Implementation of models for the improvement of banking processes.
Challenge
A top-tier banking institution wanted to explore the potential of Generative Artificial Intelligence to improve its competitive positioning and optimize its day-to-day operations. The goal: anticipate customer churn and discover new relationship opportunities in the business ecosystem.
Solution
We designed and implemented three advanced AI models, focused on customer retention and intelligent relational analysis:
- Leakage Risk Model for Individuals: identifies users with low interaction and risk of abandonment.
- Leakage Risk Model for SMEs: detects companies with decreasing activity to activate loyalty measures.
- Business Relationship Model: uncovers transactional links between companies, whether or not they are clients of the bank, to detect new business opportunities.
Generative AI was applied to build dynamic behavioral patterns, hidden correlations and strategic recommendations aligned with business objectives.

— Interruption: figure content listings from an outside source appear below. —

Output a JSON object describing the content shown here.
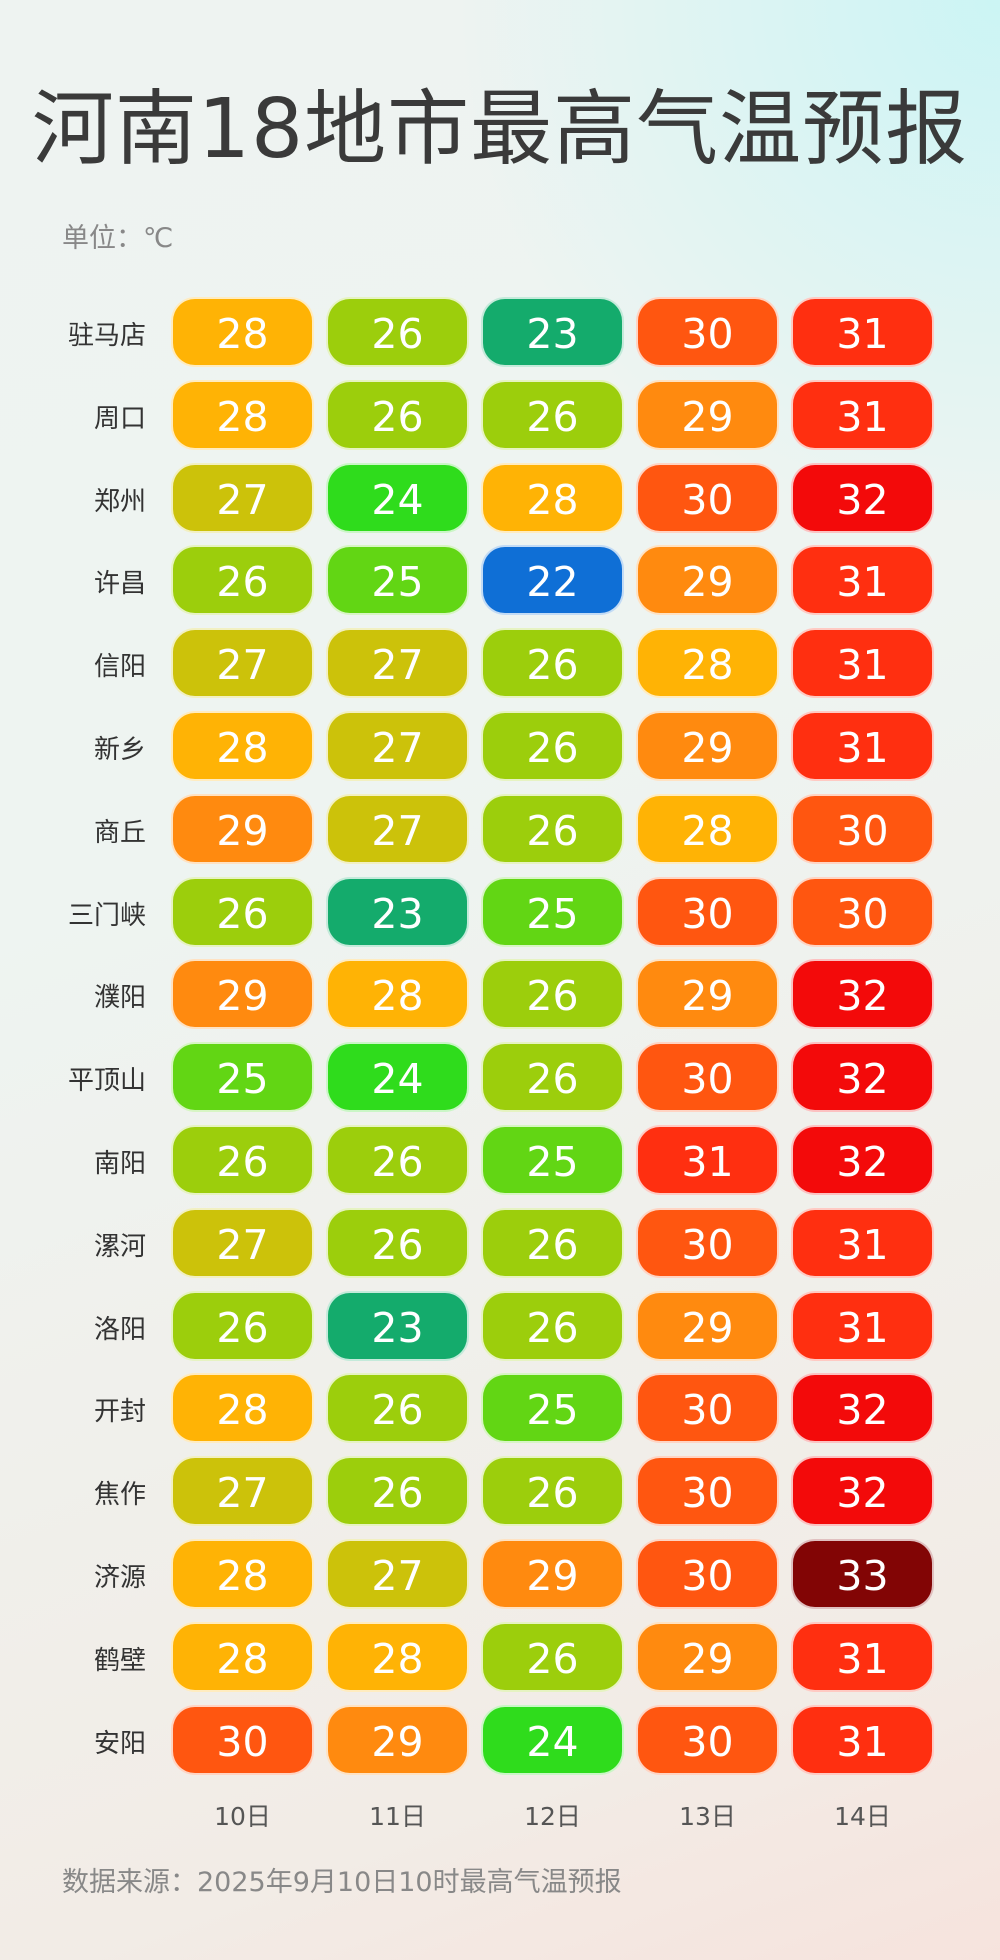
{
  "title": "河南18地市最高气温预报",
  "unit": "单位：℃",
  "source": "数据来源：2025年9月10日10时最高气温预报",
  "chart_data": {
    "type": "table",
    "title": "河南18地市最高气温预报",
    "columns": [
      "10日",
      "11日",
      "12日",
      "13日",
      "14日"
    ],
    "rows": [
      {
        "city": "驻马店",
        "values": [
          28,
          26,
          23,
          30,
          31
        ]
      },
      {
        "city": "周口",
        "values": [
          28,
          26,
          26,
          29,
          31
        ]
      },
      {
        "city": "郑州",
        "values": [
          27,
          24,
          28,
          30,
          32
        ]
      },
      {
        "city": "许昌",
        "values": [
          26,
          25,
          22,
          29,
          31
        ]
      },
      {
        "city": "信阳",
        "values": [
          27,
          27,
          26,
          28,
          31
        ]
      },
      {
        "city": "新乡",
        "values": [
          28,
          27,
          26,
          29,
          31
        ]
      },
      {
        "city": "商丘",
        "values": [
          29,
          27,
          26,
          28,
          30
        ]
      },
      {
        "city": "三门峡",
        "values": [
          26,
          23,
          25,
          30,
          30
        ]
      },
      {
        "city": "濮阳",
        "values": [
          29,
          28,
          26,
          29,
          32
        ]
      },
      {
        "city": "平顶山",
        "values": [
          25,
          24,
          26,
          30,
          32
        ]
      },
      {
        "city": "南阳",
        "values": [
          26,
          26,
          25,
          31,
          32
        ]
      },
      {
        "city": "漯河",
        "values": [
          27,
          26,
          26,
          30,
          31
        ]
      },
      {
        "city": "洛阳",
        "values": [
          26,
          23,
          26,
          29,
          31
        ]
      },
      {
        "city": "开封",
        "values": [
          28,
          26,
          25,
          30,
          32
        ]
      },
      {
        "city": "焦作",
        "values": [
          27,
          26,
          26,
          30,
          32
        ]
      },
      {
        "city": "济源",
        "values": [
          28,
          27,
          29,
          30,
          33
        ]
      },
      {
        "city": "鹤壁",
        "values": [
          28,
          28,
          26,
          29,
          31
        ]
      },
      {
        "city": "安阳",
        "values": [
          30,
          29,
          24,
          30,
          31
        ]
      }
    ],
    "color_scale": {
      "22": "#0f6fd6",
      "23": "#14ab6c",
      "24": "#2fdc1c",
      "25": "#62d614",
      "26": "#9cce0c",
      "27": "#ccc20a",
      "28": "#ffb305",
      "29": "#ff8a0f",
      "30": "#ff5610",
      "31": "#ff2f10",
      "32": "#f30a0a",
      "33": "#820505"
    }
  }
}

We implement predictive and relational models with Generative AI in banking, anticipating customer leakage and discovering new business opportunities with direct impact on retention and growth.
Keys to success
- Proactive prevention of customer churn through predictive models trained on historical data.
- Explainable AI applied to loyalty: preventive rather than reactive approach.
- Complete relational vision of the business ecosystem, with the possibility of segmenting, linking and prioritizing contacts.
- Assured ROI: 9 months of development with measurable impact on customer retention and growth.